Las desventuras de un dominguero (XI). La acampada: día uno (y no más)

Me desperté, rígido como un listón de encina. Un listón de encina, por cierto, carcomido, porque me dolían músculos que no recordaba haber visto en ningún atlas de anatomía. Y, hablando de atlas, nada más acabarnos el desayuno –reconozco que me lo zampé con apetito-, aún en la cafetería del camping, apareció de la nada un mapa en las manos de mi mujer (no podía ser un billete de quinientos: tenía que ser un mapa…).

Pico de no sé qué, cueva de no sé cuántos, ruta de la migración de la golondrina emigrante, peregrinación al Santuario de Nuestra Señora del Quinto Pino… Cuando pregunté a cuál de todos esos sitios íbamos a ir, se me rieron y dijeron que  los íbamos a ver todos.

– Pero, ¿no íbamos a estar sólo un fin de semana? –me alarmé.

– Claro: es una ruta senderista para hacerse en un día –me explicó, paciente, mi esposa.

El caso es que yo miraba alternativamente al mapa y a las cuatro esquinas de la cafetería, a ver dónde estaba la cámara oculta. Y, comoquiera que nadie era un presentador disfrazado, acabé por rendirme ante la evidencia: Me esperaba una caminata indigna hasta para un caballo por caminos que, de obligar a una cabra a recorrerlos, los de Greenpeace nos denuncian por poner la vida del animal en peligro.

Vamos allá

Por más que lo intenté, mi familia me conoce ya demasiado como para creerse que, justo antes de una excursión, me he agarrado la gripe piscícola.

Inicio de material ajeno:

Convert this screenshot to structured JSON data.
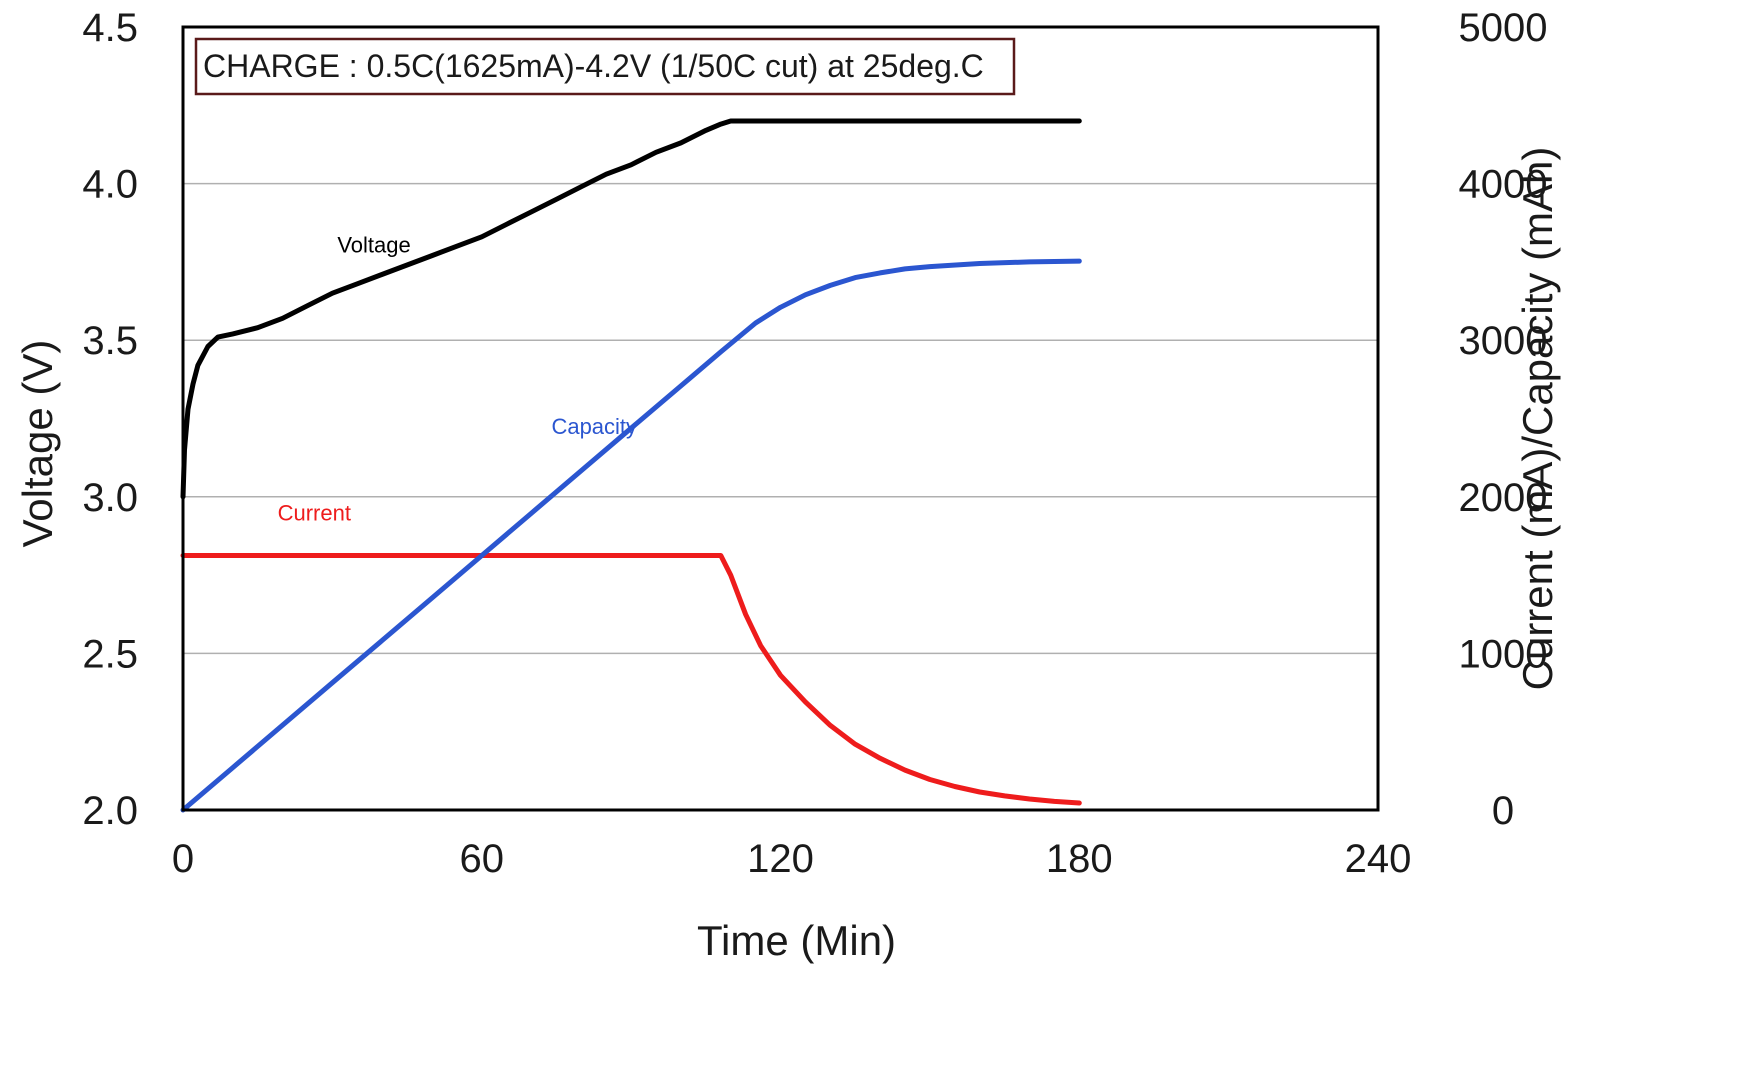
{
  "chart_data": {
    "type": "line",
    "annotation": "CHARGE : 0.5C(1625mA)-4.2V (1/50C cut) at 25deg.C",
    "xlabel": "Time (Min)",
    "ylabel": "Voltage (V)",
    "y2label": "Current (mA)/Capacity (mAh)",
    "xlim": [
      0,
      240
    ],
    "ylim": [
      2.0,
      4.5
    ],
    "y2lim": [
      0,
      5000
    ],
    "x_ticks": [
      0,
      60,
      120,
      180,
      240
    ],
    "y_ticks": [
      2.0,
      2.5,
      3.0,
      3.5,
      4.0,
      4.5
    ],
    "y_tick_labels": [
      "2.0",
      "2.5",
      "3.0",
      "3.5",
      "4.0",
      "4.5"
    ],
    "y2_ticks": [
      0,
      1000,
      2000,
      3000,
      4000,
      5000
    ],
    "grid": "horizontal",
    "series": [
      {
        "name": "Voltage",
        "axis": "left",
        "color": "#000000",
        "x": [
          0,
          0.3,
          1,
          2,
          3,
          5,
          7,
          10,
          15,
          20,
          25,
          30,
          35,
          40,
          45,
          50,
          55,
          60,
          65,
          70,
          75,
          80,
          85,
          90,
          95,
          100,
          105,
          108,
          110,
          120,
          140,
          160,
          180
        ],
        "y": [
          3.0,
          3.15,
          3.28,
          3.36,
          3.42,
          3.48,
          3.51,
          3.52,
          3.54,
          3.57,
          3.61,
          3.65,
          3.68,
          3.71,
          3.74,
          3.77,
          3.8,
          3.83,
          3.87,
          3.91,
          3.95,
          3.99,
          4.03,
          4.06,
          4.1,
          4.13,
          4.17,
          4.19,
          4.2,
          4.2,
          4.2,
          4.2,
          4.2
        ],
        "label": {
          "text": "Voltage",
          "x": 31,
          "y": 3.78,
          "color": "#000000"
        }
      },
      {
        "name": "Current",
        "axis": "right",
        "color": "#ee1c1c",
        "x": [
          0,
          108,
          110,
          113,
          116,
          120,
          125,
          130,
          135,
          140,
          145,
          150,
          155,
          160,
          165,
          170,
          175,
          180
        ],
        "y": [
          1625,
          1625,
          1500,
          1250,
          1050,
          860,
          690,
          540,
          420,
          330,
          255,
          195,
          150,
          115,
          90,
          70,
          55,
          45
        ],
        "label": {
          "text": "Current",
          "x": 19,
          "y": 1850,
          "color": "#ee1c1c"
        }
      },
      {
        "name": "Capacity",
        "axis": "right",
        "color": "#2b56d0",
        "x": [
          0,
          10,
          20,
          30,
          40,
          50,
          60,
          70,
          80,
          90,
          100,
          108,
          115,
          120,
          125,
          130,
          135,
          140,
          145,
          150,
          160,
          170,
          180
        ],
        "y": [
          0,
          271,
          542,
          813,
          1083,
          1354,
          1625,
          1896,
          2167,
          2438,
          2708,
          2925,
          3110,
          3210,
          3290,
          3350,
          3400,
          3430,
          3455,
          3470,
          3490,
          3500,
          3505
        ],
        "label": {
          "text": "Capacity",
          "x": 74,
          "y": 2400,
          "color": "#2b56d0"
        }
      }
    ]
  }
}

De modo que me cargaron con la mochila y se aseguraron de que estaba calzado, vestido y con la visera puesta, para que no me quedaran excusas por las que regresar a la tienda.

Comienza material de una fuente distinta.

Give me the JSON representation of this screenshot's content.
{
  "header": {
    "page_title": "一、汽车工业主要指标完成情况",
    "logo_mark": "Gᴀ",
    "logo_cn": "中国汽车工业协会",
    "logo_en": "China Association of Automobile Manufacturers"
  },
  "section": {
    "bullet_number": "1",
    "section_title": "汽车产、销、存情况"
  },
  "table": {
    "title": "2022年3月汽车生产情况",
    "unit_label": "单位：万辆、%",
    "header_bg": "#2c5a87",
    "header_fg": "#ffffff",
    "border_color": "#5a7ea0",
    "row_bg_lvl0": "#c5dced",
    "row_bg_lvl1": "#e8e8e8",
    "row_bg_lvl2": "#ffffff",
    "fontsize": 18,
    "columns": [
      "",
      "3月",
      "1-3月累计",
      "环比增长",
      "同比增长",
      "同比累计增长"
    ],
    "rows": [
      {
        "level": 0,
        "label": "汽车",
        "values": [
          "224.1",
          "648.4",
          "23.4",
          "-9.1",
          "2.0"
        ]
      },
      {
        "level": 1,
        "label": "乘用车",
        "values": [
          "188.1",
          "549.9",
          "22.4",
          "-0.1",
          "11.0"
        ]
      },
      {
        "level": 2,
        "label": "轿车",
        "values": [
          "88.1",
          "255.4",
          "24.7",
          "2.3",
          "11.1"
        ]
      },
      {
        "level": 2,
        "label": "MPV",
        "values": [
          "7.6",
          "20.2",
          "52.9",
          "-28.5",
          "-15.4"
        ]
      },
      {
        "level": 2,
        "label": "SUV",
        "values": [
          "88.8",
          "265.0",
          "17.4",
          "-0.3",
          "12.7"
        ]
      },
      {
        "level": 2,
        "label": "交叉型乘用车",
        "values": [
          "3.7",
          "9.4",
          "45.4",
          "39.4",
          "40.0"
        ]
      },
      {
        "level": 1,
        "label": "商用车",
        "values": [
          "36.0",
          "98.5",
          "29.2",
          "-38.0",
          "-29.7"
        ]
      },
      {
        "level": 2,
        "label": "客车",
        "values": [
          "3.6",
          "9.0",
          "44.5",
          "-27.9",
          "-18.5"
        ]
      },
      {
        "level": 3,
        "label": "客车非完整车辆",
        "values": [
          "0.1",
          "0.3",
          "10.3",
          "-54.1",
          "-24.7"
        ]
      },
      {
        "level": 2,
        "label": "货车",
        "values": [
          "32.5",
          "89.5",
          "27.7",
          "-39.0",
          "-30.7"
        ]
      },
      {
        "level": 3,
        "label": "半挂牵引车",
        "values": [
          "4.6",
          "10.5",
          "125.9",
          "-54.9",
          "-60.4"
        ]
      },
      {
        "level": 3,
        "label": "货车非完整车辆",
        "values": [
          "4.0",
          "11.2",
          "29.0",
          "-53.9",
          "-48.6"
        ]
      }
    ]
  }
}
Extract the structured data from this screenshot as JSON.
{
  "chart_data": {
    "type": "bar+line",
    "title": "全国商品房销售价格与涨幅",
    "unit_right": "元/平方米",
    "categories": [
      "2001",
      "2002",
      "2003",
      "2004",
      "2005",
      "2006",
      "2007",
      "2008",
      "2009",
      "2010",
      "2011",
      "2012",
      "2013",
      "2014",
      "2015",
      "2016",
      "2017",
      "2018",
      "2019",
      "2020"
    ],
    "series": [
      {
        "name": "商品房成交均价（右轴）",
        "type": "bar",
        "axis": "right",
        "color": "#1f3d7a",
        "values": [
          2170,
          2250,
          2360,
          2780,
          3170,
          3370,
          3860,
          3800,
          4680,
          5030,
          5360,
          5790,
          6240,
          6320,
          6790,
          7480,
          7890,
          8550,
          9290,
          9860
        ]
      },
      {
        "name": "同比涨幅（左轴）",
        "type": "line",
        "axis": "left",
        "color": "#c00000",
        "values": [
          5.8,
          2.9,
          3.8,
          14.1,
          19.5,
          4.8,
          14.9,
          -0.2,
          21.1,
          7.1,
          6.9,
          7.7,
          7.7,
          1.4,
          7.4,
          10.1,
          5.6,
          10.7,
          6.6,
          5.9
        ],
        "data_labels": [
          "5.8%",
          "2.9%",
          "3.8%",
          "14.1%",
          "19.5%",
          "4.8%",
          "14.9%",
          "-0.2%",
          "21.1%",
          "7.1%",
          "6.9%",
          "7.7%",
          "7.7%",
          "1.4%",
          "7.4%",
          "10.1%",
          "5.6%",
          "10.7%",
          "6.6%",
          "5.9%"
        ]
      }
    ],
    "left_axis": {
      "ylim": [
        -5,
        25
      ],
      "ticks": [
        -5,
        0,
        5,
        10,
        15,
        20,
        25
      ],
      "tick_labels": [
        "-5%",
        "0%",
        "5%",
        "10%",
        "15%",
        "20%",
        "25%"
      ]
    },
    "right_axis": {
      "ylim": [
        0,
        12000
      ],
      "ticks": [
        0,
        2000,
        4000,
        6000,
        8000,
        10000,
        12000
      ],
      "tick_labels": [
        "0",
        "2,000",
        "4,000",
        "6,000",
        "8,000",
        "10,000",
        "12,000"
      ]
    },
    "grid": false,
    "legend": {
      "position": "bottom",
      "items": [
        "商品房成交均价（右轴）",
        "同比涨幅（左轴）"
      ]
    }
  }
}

Las dos primeras horas fueron… tolerables. Pero, en cuanto el camino se fue volviendo irregular y mis pies ya no pisaban la mullida hierba, empezó a dolerme todo y, entre ays, huys y cuánto queda cada diez pasos llegamos a lo que se suponía que era un mirador y que yo llamaría un barranco vallado precariamente. Allí almorzamos y tomamos un, para mí insuficiente, resuello.

Volvemos acá

Hala, más kilómetros. Comimos, como en la canción, a la sombra de los pinos que rodean una ermita. La familia aprovechó la breve sobremesa para visitarlo. Yo, para morirme un poco. Comenzamos el regreso, rodeando el valle, hacia el camping.

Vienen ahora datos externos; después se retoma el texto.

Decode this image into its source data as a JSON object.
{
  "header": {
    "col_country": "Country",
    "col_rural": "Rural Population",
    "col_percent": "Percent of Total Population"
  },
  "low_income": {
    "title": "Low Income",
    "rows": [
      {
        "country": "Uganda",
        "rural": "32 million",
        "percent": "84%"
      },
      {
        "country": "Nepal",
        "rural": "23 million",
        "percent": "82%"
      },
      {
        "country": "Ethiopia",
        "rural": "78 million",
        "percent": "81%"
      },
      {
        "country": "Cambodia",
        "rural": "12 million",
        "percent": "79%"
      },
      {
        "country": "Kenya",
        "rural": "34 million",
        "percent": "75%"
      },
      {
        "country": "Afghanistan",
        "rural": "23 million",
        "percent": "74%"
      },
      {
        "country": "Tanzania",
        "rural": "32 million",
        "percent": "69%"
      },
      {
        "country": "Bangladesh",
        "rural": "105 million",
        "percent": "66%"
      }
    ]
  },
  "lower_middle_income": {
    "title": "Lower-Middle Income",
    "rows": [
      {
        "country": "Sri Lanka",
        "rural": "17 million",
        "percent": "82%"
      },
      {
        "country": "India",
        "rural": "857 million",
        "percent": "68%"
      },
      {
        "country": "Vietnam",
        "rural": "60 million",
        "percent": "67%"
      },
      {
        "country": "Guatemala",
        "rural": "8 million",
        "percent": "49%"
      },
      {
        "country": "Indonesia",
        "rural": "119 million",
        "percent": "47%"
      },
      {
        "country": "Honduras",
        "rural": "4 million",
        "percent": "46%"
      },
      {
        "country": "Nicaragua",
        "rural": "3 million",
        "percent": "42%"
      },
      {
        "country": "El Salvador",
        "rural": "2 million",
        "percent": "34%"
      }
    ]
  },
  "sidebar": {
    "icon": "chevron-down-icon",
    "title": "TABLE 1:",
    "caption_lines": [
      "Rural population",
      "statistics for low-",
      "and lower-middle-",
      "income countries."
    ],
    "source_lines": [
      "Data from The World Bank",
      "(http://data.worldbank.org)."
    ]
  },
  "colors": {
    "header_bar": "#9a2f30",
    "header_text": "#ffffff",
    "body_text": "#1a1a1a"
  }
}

Y yo que creía que cuesta abajo y con la mochila aligerada de comida y agua todo iba a ser más fácil. Seis veces me fui de bruces, sin contar el testarazo que me di con una estalactita de la cueva que visitamos y sin cuya visión la excursión estaría incompleta. Pues yo puedo presumir de que no sólo vi la cueva sino también las estrellas desde su interior.

Llegamos. Cenamos. Dormimos. El domingo, herido y con agujetas hasta en los dedos, regresamos a la civilización. No quiero oír nada sobre ese sitio en lo que me resta de vida ¡Ay!